The worlds of classical music and indie rock have been intersecting in some interesting and exciting ways lately. I get the sense that certain musicians and composers feel completely free to cross over the old genre boundaries — if they even recognize that such boundaries exist. Several of these category-defying artists came together this past week for two concerts at the Museum of Contemporary Art Chicago.
Top billing went to Chicago’s eighth blackbird, a chamber ensemble that champions contemporary classical music (or “new music,” if you will). But the group’s guest performers — Shara Worden, Bryce Dessner and Nico Muhly — were a big draw, perhaps explaining why the concerts sold out.
Dessner and Muhly both wrote pieces that eighth blackbird played during the concert, but they also sat in with the ensemble during other pieces, performing like integral members of the team. (Afterward, on his blog, Muhly wrote: “it’s always a pleasure to interfere in their patterns.”)
Worden, who performs her singular style of rock under the name My Brightest Diamond, is also a classically trained singer and composer — and that pedigree came in handy as she took on the role of the soprano for two movements of David Lang’s “Death Speaks,” which has just been released on CD. It was delicate and mournful music, with sublime singing by Worden giving it a strong emotional undertow.
The concert also featured playful moments, including the opener: Tristan Perich’s aptly titled, “qsqsqsqsqqqqqqqqq,” which used three toy pianos and electronics to create an undulating, mind-bending pattern of notes. Eighth blackbird member Lisa Kaplan wrote three piano pieces for four hands and played them alongside Muhly, their arms crossing but never tangling.

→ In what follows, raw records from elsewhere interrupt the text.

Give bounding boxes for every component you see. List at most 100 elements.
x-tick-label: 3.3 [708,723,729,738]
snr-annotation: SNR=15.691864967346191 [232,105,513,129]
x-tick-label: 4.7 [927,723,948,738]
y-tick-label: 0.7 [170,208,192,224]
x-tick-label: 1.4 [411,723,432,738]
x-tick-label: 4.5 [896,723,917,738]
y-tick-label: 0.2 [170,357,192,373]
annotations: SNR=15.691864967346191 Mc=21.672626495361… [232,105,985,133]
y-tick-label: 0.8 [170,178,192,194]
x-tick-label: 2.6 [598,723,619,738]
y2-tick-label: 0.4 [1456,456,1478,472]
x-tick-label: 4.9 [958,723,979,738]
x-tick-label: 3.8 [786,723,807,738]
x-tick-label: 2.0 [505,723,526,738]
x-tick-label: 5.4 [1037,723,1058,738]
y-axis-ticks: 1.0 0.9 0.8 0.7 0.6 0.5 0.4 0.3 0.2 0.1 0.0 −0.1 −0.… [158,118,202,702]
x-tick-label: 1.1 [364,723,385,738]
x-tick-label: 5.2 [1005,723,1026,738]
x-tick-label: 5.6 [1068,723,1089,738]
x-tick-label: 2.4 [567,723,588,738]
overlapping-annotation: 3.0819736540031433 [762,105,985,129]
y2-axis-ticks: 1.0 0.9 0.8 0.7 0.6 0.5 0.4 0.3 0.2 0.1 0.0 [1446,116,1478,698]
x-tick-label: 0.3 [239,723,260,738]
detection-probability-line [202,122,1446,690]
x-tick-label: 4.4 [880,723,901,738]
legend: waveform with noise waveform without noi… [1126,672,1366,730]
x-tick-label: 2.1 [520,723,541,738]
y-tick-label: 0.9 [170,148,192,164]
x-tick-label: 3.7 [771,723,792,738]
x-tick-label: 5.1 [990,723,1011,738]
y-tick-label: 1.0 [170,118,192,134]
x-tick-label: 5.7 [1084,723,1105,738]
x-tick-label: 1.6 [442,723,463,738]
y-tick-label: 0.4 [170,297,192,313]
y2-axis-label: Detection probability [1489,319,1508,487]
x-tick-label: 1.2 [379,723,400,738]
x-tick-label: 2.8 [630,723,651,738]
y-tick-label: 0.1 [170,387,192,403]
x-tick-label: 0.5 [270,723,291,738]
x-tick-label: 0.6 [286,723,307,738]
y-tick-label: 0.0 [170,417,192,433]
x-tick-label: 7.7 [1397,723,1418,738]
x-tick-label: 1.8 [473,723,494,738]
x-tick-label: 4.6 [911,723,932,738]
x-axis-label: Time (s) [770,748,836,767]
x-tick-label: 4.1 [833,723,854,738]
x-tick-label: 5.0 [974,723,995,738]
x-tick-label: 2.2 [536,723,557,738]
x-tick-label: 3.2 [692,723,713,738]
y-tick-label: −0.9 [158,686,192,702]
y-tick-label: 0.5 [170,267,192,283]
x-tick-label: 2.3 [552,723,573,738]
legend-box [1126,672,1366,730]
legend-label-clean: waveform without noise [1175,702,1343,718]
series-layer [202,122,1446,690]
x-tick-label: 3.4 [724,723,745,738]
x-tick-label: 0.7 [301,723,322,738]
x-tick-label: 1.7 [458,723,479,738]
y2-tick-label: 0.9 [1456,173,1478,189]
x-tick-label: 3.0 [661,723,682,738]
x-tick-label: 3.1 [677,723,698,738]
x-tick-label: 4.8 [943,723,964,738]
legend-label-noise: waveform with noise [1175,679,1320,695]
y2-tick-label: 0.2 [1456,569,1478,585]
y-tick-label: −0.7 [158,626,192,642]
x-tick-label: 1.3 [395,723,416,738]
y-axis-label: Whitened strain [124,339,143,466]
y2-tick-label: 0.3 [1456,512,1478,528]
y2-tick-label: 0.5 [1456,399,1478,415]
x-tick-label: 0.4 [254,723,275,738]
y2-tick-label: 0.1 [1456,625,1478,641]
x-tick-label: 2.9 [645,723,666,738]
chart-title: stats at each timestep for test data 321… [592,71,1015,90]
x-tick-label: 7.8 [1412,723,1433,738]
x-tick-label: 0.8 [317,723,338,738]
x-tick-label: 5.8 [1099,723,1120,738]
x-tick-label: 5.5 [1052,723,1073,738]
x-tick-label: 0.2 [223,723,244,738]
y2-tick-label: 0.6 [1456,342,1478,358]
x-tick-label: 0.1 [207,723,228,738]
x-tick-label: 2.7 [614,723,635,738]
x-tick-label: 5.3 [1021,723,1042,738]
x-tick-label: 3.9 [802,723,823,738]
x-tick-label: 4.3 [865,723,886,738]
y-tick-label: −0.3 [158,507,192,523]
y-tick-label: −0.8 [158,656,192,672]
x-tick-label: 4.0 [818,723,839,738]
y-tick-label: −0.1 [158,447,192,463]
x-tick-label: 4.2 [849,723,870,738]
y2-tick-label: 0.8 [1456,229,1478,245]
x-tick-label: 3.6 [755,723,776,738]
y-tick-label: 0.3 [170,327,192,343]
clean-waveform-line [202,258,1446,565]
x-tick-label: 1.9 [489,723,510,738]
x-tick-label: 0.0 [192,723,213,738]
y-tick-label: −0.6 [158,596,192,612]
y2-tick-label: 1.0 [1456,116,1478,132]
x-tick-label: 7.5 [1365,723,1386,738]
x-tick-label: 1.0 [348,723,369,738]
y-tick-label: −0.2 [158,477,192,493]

Dessner, best known as a member of The National, wrote a set of four “Murder Ballades” for eighth blackbird, and this was the U.S. premiere of that suite. Dessner drew on old folk songs for his material, and it did sound distinctly American, with woodwinds and strings taking over for the human voices that might have announced tragic crimes via the folk-music medium in the 19th century.
Muhly wrote his composition, “Doublespeak,” for eighth blackbird in 2012 as a contribution to a festival honoring Philip Glass. It echoed the cycling arpeggios and looping melodies that are Glass’ trademark, without sounding like a slavish imitation.
Appropriately, the concert also included an early Glass composition, “Two Pages” from 1968. Introducing it, eighth blackbird flutist Tim Munro said, “Philip Glass is sort of the grandfather of this entire concert.” He noted that performing “Two Pages” requirers such intense concentration that it feels like “running an ultra-maration,” and that the musicians are really “freaking out” during the piece even if they seems expressionless. That rigorous Glass composition also proved to be something of an ordeal for the audience — harsher and less yielding than Glass’ later music — but it was an impressive feat in its own way.
Throughout the evening I attended (Wednesday, May 1), eighth blackbird and its guest stars played compositions that were equally intriguing and accessible, performing it all at a high level.